Mais do que nunca, a discussão mediática e ética do futebol está na ordem do dia: os ingleses sabem dar o exemplo — esta crónica de televisão foi publicada no Diário de Notícias (19 Abril), com o título 'Pedagogia da Premier League'.
Não é todos os dias que a televisão sabe integrar formas & conteúdos capazes de nos ajudar a pensar a própria televisão. Acontece, agora, com a SportTV, mais especificamente através da difusão do canal oficial da Premier League inglesa.

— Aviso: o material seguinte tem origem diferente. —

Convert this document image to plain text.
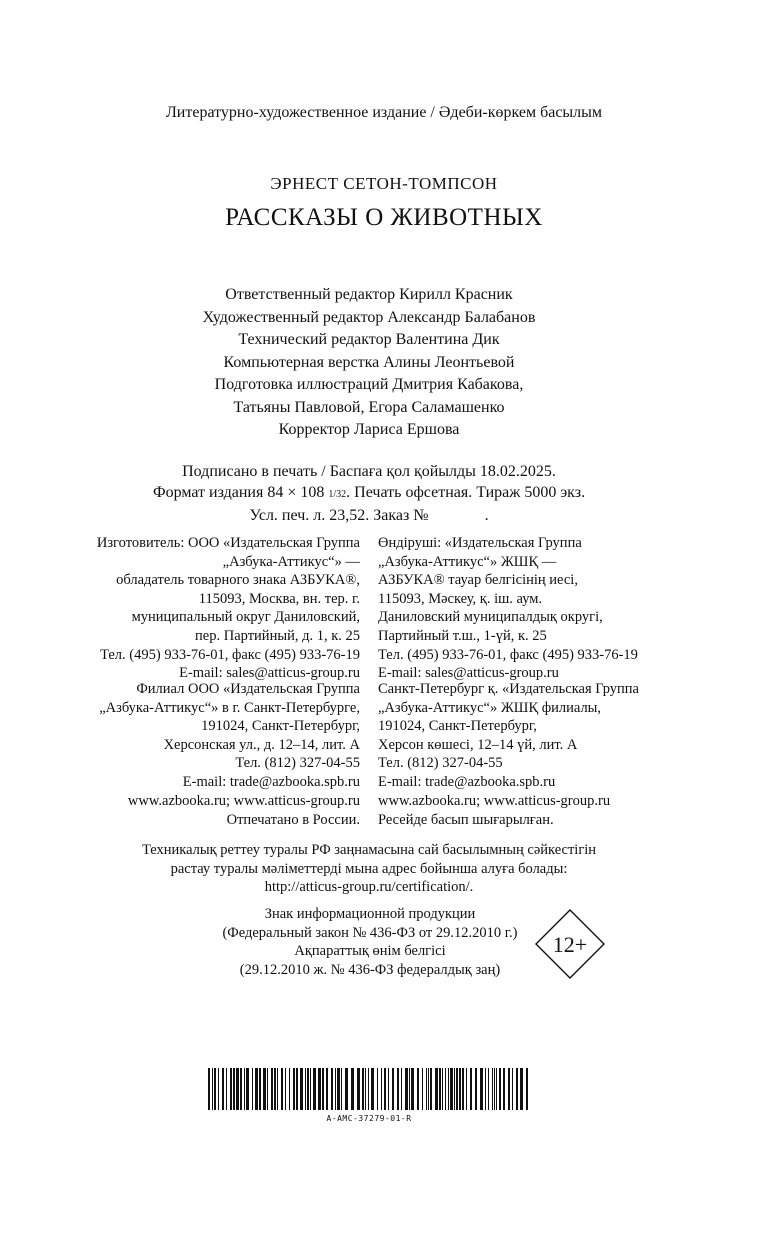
Литературно-художественное издание / Әдеби-көркем басылым
ЭРНЕСТ СЕТОН-ТОМПСОН
РАССКАЗЫ О ЖИВОТНЫХ
Ответственный редактор Кирилл Красник
Художественный редактор Александр Балабанов
Технический редактор Валентина Дик
Компьютерная верстка Алины Леонтьевой
Подготовка иллюстраций Дмитрия Кабакова,
Татьяны Павловой, Егора Саламашенко
Корректор Лариса Ершова
Подписано в печать / Баспаға қол қойылды 18.02.2025.
Формат издания 84 × 108 1/32. Печать офсетная. Тираж 5000 экз.
Усл. печ. л. 23,52. Заказ №              .
Изготовитель: ООО «Издательская Группа
„Азбука-Аттикус“» —
обладатель товарного знака АЗБУКА®,
115093, Москва, вн. тер. г.
муниципальный округ Даниловский,
пер. Партийный, д. 1, к. 25
Тел. (495) 933-76-01, факс (495) 933-76-19
E-mail: sales@atticus-group.ru
Өндіруші: «Издательская Группа
„Азбука-Аттикус“» ЖШҚ —
АЗБУКА® тауар белгісінің иесі,
115093, Мәскеу, қ. іш. аум.
Даниловский муниципалдық округі,
Партийный т.ш., 1-үй, к. 25
Тел. (495) 933-76-01, факс (495) 933-76-19
E-mail: sales@atticus-group.ru
Филиал ООО «Издательская Группа
„Азбука-Аттикус“» в г. Санкт-Петербурге,
191024, Санкт-Петербург,
Херсонская ул., д. 12–14, лит. А
Тел. (812) 327-04-55
E-mail: trade@azbooka.spb.ru
Санкт-Петербург қ. «Издательская Группа
„Азбука-Аттикус“» ЖШҚ филиалы,
191024, Санкт-Петербург,
Херсон көшесі, 12–14 үй, лит. А
Тел. (812) 327-04-55
E-mail: trade@azbooka.spb.ru
www.azbooka.ru; www.atticus-group.ru
Отпечатано в России.
www.azbooka.ru; www.atticus-group.ru
Ресейде басып шығарылған.
Техникалық реттеу туралы РФ заңнамасына сай басылымның сәйкестігін
растау туралы мәліметтерді мына адрес бойынша алуға болады:
http://atticus-group.ru/certification/.
Знак информационной продукции
(Федеральный закон № 436-ФЗ от 29.12.2010 г.)
Ақпараттық өнім белгісі
(29.12.2010 ж. № 436-ФЗ федералдық заң)
12+
A-AMC-37279-01-R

As lições da Premier League começam no discurso que, oficialmente, enquadra a prova. Não, ninguém gasta horas e horas a avaliar a “justiça” dos resultados, nem a dar importância ao facto de uma ou duas dezenas de espectadores de duvidosa sanidade desportiva irem fazer barulho para a porta de um estádio... Nada disso: a Premier League assume-se como uma instituição social (obviamente com uma importantíssima dimensão financeira) apostada em valorizar o gosto do futebol e a partilha das suas emoções. Mais ainda: esse gosto é trabalhado e promovido junto de crianças e adolescentes.
Depois, nas reportagens, nas entrevistas e nos comentários, prevalece um princípio tão simples quanto radical: o futebol merece ser visto e apreciado. Ninguém transforma um erro de um árbitro numa catástrofe capaz de lançar suspeitas sobre metade da população do país (há dias, perante uma repetição que mostrava que um golo tinha sido mal anulado, ouvi mesmo o comentador dizer apenas “o árbitro enganou-se” e... passar à frente).
Prevalece sempre a noção de que o jogo é a matéria fulcral de imagens e sons. E não será preciso sublinhar que as equipas inglesas de realização são notáveis (o que, entenda-se, não invalida o reconhecimento de que, no contexto português, as temos também e muito talentosas).
Finalmente, ninguém aplica aquele misto de soberba e displicência que leva alguns comentadores a falar de tudo e mais alguma coisa, excepto do jogo que têm ali à sua frente. Os comentadores ingleses interessam-se, de facto, pelo que estão a ver, usando frases curtas e concisas para nos informarem. Mais do que isso: aceitam as incidências do jogo como expressão da fascinante imponderabilidade do próprio futebol, evitando lançar no imaginário social a ideia sinistra de que alguns resultados são “aceitáveis” e outros não. Abençoada pedagogia.